Extract all the URL's in to an excel file just filter them in excel
create .sh file
#!/bin/bash
git clone https:(url) (command)
run this script, done all the repository's will be cloned to your local machine at once
I was a little unhappy with this pulling in archived and empty repo's, which I accept are not problems everyone has. So I made the following monstrosity from the accepted answer.
for repo in $(curl -s --header "PRIVATE-TOKEN: $GITLAB_TOKEN" "https://gitlab.spokedev.xyz/api/v4/groups/238?include_subgroups=true" | jq '.projects[] | select(.archived == false) | select(.empty_repo == false) | .http_url_to_repo' | sed s"-https://gitlab-https://oauth2:\${GITLAB_TOKEN}#gitlab-g"); do
echo "git clone $repo"
done | bash
This is derived from the top answer to give full credit; but it just demonstrates selecting based on properties (for some reason === does not work). I also have this using HTTPS clone, because we set passwords on our SSH keys and don't want them in key-chain, or to type the password many times.
I was wrestling with issues with the scripts posted here, so I made a dumbed down hybrid version using an API call with PostMan, a JSON Query, and a dumb bash script. Here's the steps in case someone else runs into this.
Get you group id. My group id didn't match what was displayed on my group's page for some reason. Grab it by hitting the api here: https://gitlab.com/api/v4/groups
Use Postman to hit the API to list your projects. URL: https://gitlab.com/api/v4/groups/PROJECT_ID/projects?per_page=100&include_subgroups=true
Set the Auth to use API Key, where the Key is "PRIVATE-TOKEN" and the value is your private API Key
Copy the results and drop them in at: https://www.jsonquerytool.com/
Switch the Transform to JSONata. Change the query to "$.http_url_to_repo" (ssh_url_to_repo if using SSH)

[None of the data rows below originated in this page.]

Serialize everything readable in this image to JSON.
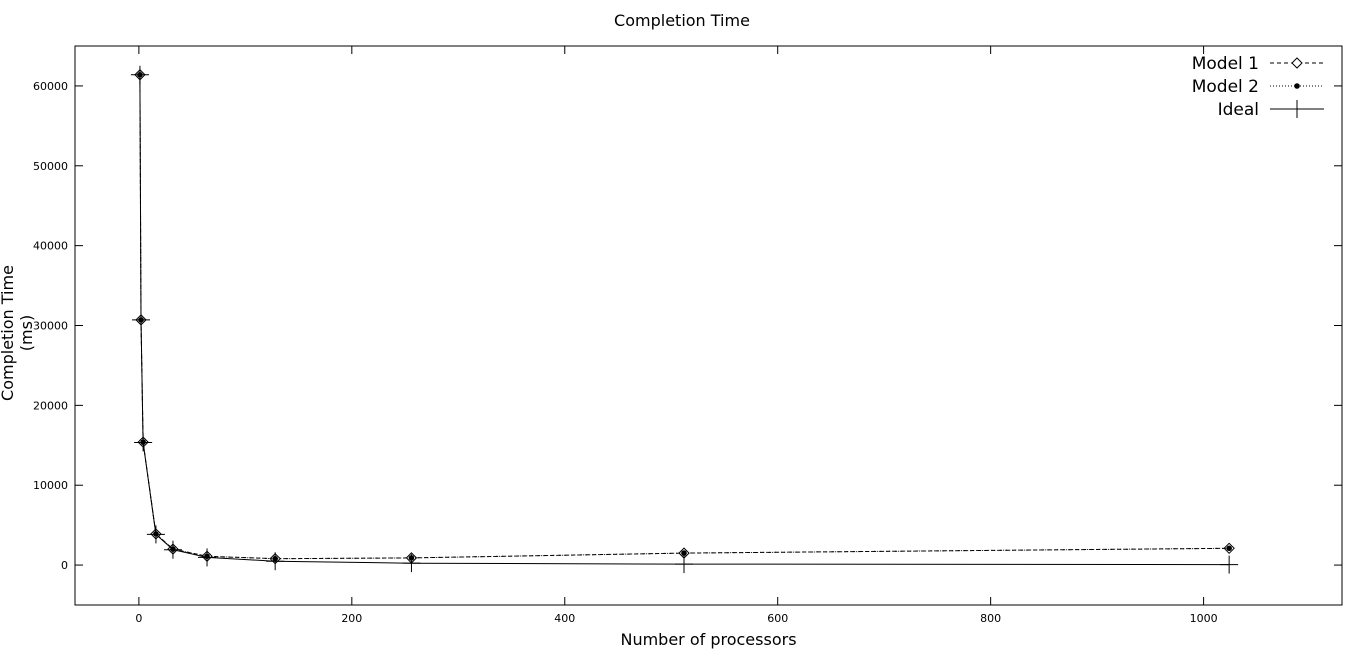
{
  "chart_data": {
    "type": "line",
    "title": "Completion Time",
    "xlabel": "Number of processors",
    "ylabel": "Completion Time (ms)",
    "xlim": [
      -60,
      1130
    ],
    "ylim": [
      -5000,
      65000
    ],
    "xticks": [
      0,
      200,
      400,
      600,
      800,
      1000
    ],
    "yticks": [
      0,
      10000,
      20000,
      30000,
      40000,
      50000,
      60000
    ],
    "grid": false,
    "legend_position": "top-right",
    "x": [
      1,
      2,
      4,
      16,
      32,
      64,
      128,
      256,
      512,
      1024
    ],
    "series": [
      {
        "name": "Model 1",
        "line": "dashed",
        "marker": "diamond",
        "values": [
          61400,
          30700,
          15400,
          3900,
          2000,
          1100,
          800,
          900,
          1500,
          2100
        ]
      },
      {
        "name": "Model 2",
        "line": "dotted",
        "marker": "dot",
        "values": [
          61400,
          30700,
          15400,
          3900,
          2000,
          1100,
          800,
          900,
          1500,
          2100
        ]
      },
      {
        "name": "Ideal",
        "line": "solid",
        "marker": "plus",
        "values": [
          61400,
          30700,
          15350,
          3840,
          1920,
          960,
          480,
          240,
          120,
          60
        ]
      }
    ]
  }
}
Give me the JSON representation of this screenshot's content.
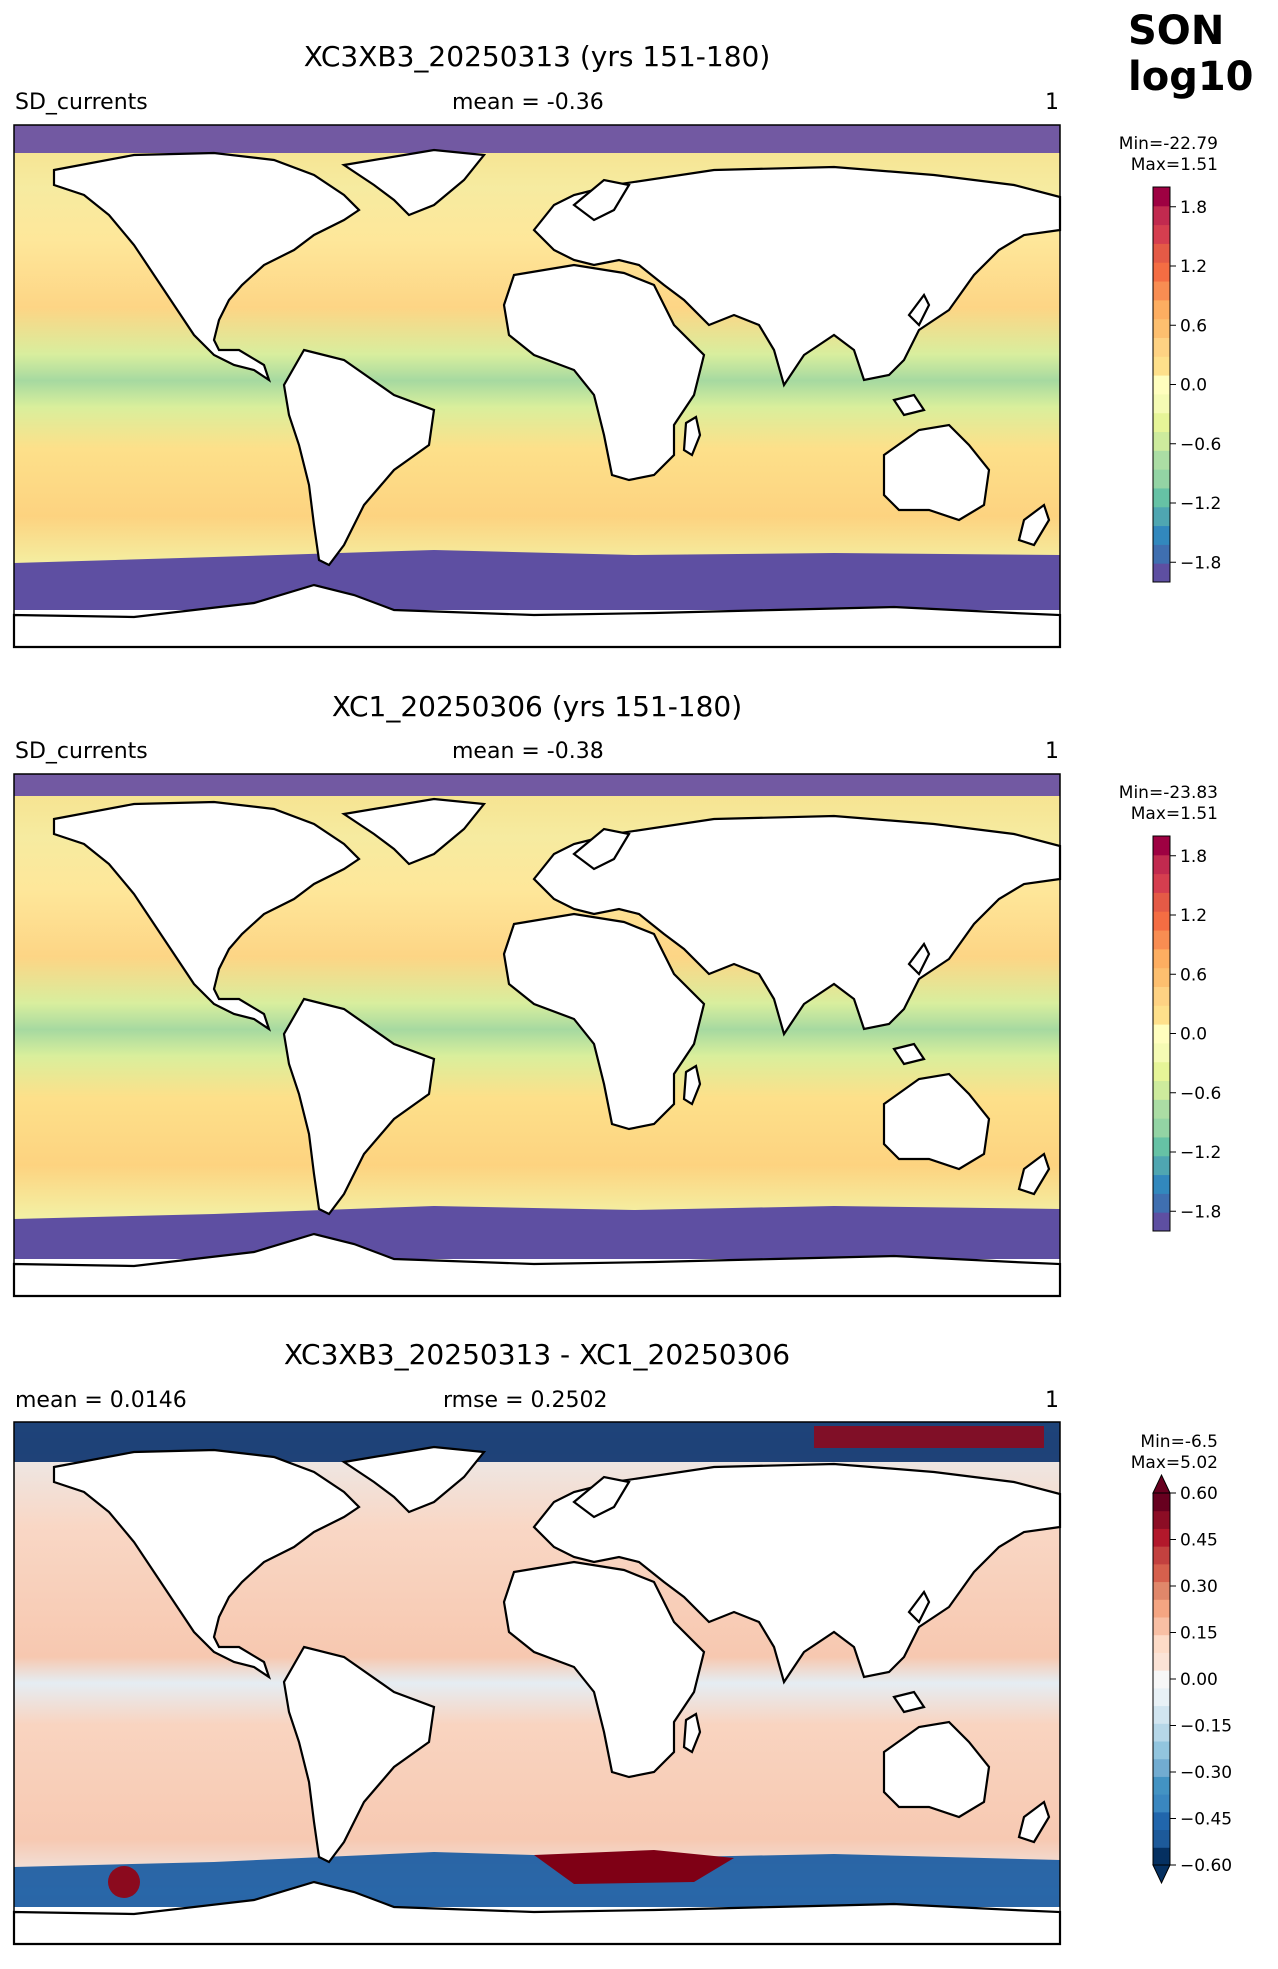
{
  "season": {
    "line1": "SON",
    "line2": "log10"
  },
  "panels": [
    {
      "title": "XC3XB3_20250313 (yrs 151-180)",
      "left_label": "SD_currents",
      "center_label": "mean = -0.36",
      "right_label": "1",
      "cb_min": "Min=-22.79",
      "cb_max": "Max=1.51"
    },
    {
      "title": "XC1_20250306 (yrs 151-180)",
      "left_label": "SD_currents",
      "center_label": "mean = -0.38",
      "right_label": "1",
      "cb_min": "Min=-23.83",
      "cb_max": "Max=1.51"
    },
    {
      "title": "XC3XB3_20250313 - XC1_20250306",
      "left_label": "mean = 0.0146",
      "center_label": "rmse = 0.2502",
      "right_label": "1",
      "cb_min": "Min=-6.5",
      "cb_max": "Max=5.02"
    }
  ],
  "colorbars": [
    {
      "ticks": [
        "1.8",
        "1.2",
        "0.6",
        "0.0",
        "−0.6",
        "−1.2",
        "−1.8"
      ],
      "range": [
        -2.0,
        2.0
      ],
      "colormap": "Spectral_r"
    },
    {
      "ticks": [
        "1.8",
        "1.2",
        "0.6",
        "0.0",
        "−0.6",
        "−1.2",
        "−1.8"
      ],
      "range": [
        -2.0,
        2.0
      ],
      "colormap": "Spectral_r"
    },
    {
      "ticks": [
        "0.60",
        "0.45",
        "0.30",
        "0.15",
        "0.00",
        "−0.15",
        "−0.30",
        "−0.45",
        "−0.60"
      ],
      "range": [
        -0.6,
        0.6
      ],
      "colormap": "RdBu_r",
      "extend": "both"
    }
  ],
  "chart_data": [
    {
      "type": "heatmap",
      "title": "XC3XB3_20250313 (yrs 151-180)",
      "variable": "SD_currents",
      "mean": -0.36,
      "min": -22.79,
      "max": 1.51,
      "color_range": [
        -2.0,
        2.0
      ],
      "colormap": "Spectral_r",
      "projection": "global lat-lon map"
    },
    {
      "type": "heatmap",
      "title": "XC1_20250306 (yrs 151-180)",
      "variable": "SD_currents",
      "mean": -0.38,
      "min": -23.83,
      "max": 1.51,
      "color_range": [
        -2.0,
        2.0
      ],
      "colormap": "Spectral_r",
      "projection": "global lat-lon map"
    },
    {
      "type": "heatmap",
      "title": "XC3XB3_20250313 - XC1_20250306",
      "mean": 0.0146,
      "rmse": 0.2502,
      "min": -6.5,
      "max": 5.02,
      "color_range": [
        -0.6,
        0.6
      ],
      "colormap": "RdBu_r",
      "projection": "global lat-lon map"
    }
  ]
}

You should now have a JSON array of your git urls to clone. Change the format to match Bash array notation (change [] to () and drop the commas).
Drop your Bash array into the repos variable of the script below.
repos=(
""
)
for repo in ${repos[#]}; do git clone $repo
done
Save your script in the folder where you want your repos checked out.
Run bash {yourscriptname}.sh
That should do it. You should now have a directory with all of your repos checked out for backup purposes.
It's my understanding that all the answers only allow you to clone repos, but not issues, boards, other settings, etc. Please correct me if I am wrong.
I feel if I want to back up all the data from multiple projects, the intention is to include not only repos, but also other data, which could be as important as the repos.
Self-hosted Gitlab instances can achieve this with official support, see backup and restore GitLab.